Retaining the Workforce

Health systems explore ways to recruit, retain staff amid variant surge; prepare for long-term changes

August 24, 2021 – A recent McKinsey survey found that 22% of nurses providing direct patient care indicated that they may leave their current position within the next year. A significant strain exists in the healthcare workforce due to the COVID-19 pandemic.

Health systems recognize the unique challenge and are responding with wage increases, recruitment increases and one-time bonuses. These are the top tactics used during the past three months to maintain and retain a strong nursing workforce.

Nursing turnover and vacancy rates have increased four to five percentage points in the past 12 months. This is all during a time when health systems are trying to catch up to meet increased demand as patient volumes return and exceed 2019 levels in the U.S. Expanded clinic hours, increased physician productivity expectations, optimized operating room scheduling and expanded operating room hours are all critical challenges hospitals cite and to meet them lies on the capacity and well-being of their healthcare workforces.

Operations Impacted

Health systems have had to change their care model, reduce inpatient capacity, report reductions in operating room and ambulatory clinic capacity, increase emergency department diversion and increase length of stay as more than 80% of respondents reported continued challenges with nursing workforce coverage.

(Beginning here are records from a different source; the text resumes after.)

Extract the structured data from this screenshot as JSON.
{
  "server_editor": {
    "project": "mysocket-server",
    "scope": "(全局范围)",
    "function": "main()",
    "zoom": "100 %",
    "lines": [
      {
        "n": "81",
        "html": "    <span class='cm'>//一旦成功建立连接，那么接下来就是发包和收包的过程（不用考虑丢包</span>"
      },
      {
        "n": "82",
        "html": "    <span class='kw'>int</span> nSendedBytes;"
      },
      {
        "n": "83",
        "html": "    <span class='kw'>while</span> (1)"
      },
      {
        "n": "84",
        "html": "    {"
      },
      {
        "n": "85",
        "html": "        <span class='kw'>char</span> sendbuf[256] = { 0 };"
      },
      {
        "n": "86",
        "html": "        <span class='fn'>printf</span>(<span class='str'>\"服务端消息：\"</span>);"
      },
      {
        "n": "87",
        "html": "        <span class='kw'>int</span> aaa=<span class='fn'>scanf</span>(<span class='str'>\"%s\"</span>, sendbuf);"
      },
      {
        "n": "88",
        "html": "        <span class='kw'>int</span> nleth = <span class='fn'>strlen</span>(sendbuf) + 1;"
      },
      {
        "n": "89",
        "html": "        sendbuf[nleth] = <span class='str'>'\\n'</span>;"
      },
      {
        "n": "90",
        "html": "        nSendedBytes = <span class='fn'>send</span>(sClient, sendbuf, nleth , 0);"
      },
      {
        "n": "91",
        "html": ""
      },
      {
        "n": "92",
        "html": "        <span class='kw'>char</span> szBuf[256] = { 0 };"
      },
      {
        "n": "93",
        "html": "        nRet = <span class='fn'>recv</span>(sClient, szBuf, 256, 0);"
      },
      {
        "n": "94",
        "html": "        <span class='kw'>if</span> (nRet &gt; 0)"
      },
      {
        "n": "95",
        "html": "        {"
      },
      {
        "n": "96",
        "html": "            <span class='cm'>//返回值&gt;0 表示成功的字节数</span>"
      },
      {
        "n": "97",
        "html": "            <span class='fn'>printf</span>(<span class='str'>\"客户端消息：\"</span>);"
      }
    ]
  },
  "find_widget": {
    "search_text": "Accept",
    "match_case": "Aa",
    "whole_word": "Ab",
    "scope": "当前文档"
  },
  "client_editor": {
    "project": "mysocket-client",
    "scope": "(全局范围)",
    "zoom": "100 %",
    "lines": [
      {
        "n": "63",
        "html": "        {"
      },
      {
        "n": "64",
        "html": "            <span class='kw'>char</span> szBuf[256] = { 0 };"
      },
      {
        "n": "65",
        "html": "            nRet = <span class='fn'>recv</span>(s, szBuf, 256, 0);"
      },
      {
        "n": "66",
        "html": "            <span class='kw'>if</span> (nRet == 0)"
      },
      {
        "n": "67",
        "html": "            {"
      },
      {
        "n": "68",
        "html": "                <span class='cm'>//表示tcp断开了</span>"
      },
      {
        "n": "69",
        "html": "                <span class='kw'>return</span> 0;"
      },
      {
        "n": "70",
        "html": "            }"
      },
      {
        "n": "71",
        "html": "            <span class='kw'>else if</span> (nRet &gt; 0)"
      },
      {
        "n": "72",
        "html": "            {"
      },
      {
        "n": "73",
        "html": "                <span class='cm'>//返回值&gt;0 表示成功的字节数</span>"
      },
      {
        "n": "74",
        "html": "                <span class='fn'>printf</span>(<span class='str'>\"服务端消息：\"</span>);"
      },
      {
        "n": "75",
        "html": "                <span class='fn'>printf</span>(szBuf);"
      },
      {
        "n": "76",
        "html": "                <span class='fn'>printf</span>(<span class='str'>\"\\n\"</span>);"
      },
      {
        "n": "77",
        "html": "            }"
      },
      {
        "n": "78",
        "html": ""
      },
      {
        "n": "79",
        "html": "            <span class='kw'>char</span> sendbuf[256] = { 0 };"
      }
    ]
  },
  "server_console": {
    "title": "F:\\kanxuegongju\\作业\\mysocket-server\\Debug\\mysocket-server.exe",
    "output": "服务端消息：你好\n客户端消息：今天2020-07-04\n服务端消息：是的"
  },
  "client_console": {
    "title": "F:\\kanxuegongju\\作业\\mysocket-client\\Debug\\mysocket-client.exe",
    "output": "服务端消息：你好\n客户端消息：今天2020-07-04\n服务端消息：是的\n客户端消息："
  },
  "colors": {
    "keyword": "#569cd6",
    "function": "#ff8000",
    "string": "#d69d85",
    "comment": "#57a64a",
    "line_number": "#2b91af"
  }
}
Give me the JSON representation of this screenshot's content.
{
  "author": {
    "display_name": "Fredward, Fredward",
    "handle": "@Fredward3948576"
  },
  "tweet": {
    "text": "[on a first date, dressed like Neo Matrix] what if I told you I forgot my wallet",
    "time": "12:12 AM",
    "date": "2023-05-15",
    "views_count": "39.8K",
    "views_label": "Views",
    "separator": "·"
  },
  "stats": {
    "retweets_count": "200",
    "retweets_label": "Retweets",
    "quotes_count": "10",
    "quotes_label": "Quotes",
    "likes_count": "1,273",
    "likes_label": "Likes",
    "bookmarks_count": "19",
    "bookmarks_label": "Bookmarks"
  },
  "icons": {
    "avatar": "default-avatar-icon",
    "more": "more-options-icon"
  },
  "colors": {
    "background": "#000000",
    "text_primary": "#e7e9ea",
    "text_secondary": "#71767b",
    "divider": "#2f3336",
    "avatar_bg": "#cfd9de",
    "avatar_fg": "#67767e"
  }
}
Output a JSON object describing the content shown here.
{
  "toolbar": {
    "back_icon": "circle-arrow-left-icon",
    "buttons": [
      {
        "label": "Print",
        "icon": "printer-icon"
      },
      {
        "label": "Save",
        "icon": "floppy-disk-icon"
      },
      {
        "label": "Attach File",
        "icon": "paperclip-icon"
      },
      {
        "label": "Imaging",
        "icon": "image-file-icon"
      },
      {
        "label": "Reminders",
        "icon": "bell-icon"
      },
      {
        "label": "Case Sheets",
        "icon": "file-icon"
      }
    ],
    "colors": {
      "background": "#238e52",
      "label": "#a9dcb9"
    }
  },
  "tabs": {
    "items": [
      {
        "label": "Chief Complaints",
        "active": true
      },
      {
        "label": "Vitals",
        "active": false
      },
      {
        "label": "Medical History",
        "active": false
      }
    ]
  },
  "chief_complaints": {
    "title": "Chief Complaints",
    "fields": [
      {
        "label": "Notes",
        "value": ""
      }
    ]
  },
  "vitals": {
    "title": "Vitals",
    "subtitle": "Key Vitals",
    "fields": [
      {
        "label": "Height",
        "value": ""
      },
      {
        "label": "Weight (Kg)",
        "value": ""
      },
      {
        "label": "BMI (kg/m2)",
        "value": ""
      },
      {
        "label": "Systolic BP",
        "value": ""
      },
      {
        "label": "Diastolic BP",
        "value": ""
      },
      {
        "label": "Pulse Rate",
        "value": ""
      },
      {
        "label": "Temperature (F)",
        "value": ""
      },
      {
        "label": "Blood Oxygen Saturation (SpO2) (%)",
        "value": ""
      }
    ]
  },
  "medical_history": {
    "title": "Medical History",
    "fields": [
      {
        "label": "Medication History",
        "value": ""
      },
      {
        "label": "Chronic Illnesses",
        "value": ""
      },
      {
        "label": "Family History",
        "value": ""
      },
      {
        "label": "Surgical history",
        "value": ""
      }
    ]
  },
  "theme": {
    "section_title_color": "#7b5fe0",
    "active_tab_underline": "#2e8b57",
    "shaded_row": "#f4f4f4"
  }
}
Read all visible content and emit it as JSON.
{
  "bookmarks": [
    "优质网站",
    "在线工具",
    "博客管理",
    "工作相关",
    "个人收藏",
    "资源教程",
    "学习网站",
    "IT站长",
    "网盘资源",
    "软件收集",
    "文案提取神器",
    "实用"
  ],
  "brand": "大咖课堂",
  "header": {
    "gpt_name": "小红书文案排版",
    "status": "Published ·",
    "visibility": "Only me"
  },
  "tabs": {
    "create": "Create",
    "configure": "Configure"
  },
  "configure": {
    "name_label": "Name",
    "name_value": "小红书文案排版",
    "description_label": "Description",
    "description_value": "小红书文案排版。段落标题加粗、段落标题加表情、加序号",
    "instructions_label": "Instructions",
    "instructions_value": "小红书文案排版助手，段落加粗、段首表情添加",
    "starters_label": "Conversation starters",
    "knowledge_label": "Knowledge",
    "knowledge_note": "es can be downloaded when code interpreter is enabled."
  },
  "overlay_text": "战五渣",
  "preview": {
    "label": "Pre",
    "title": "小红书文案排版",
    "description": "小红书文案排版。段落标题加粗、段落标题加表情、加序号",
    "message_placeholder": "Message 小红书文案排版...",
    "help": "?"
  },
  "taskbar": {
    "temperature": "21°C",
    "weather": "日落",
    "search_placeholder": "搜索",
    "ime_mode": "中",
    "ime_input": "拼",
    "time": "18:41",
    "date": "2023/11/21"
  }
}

Challenges with broader clinical support staff coverage was reported by 60% of respondents. The McKinsey survey represented 100 respondent hospitals across the U.S. with more than 200 beds, collectively representing about 10% of all hospital beds in the country.

Hard Hit South

Hospitals are making do with available resources and staff in the hard hit states in the South. Hospitals in Georgia had to scale back services due to lack of staff and some halted elective surgeries. According to The Atlanta Journal-Constitution, experienced nurses are quitting in Georgia, changing jobs or just hanging on.

The Delta variant has struck the South harder than other areas of the country and hospital staff are exhausted battling COVID-19’s fourth wave.

Because of healthcare staffing shortages in Mississippi, 771 medical-surgical and 235 ICU beds are unused. More than 70 Mississippi hospitals have collectively asked the state for about 1,450 healthcare workers to make use of the available beds during the Delta variant surge.

A recent health order certified Mississippi’s Emergency Medical Services workers to provide care for patients in state-licensed hospitals as Mississippi saw its highest number of coronavirus-related hospitalizations since the virus entered the state in March 2020.

According to McKinsey, healthcare systems are managing short-term, pandemic-era workforce challenges and preparing for long-term changes to enhance the workforce and patient experience.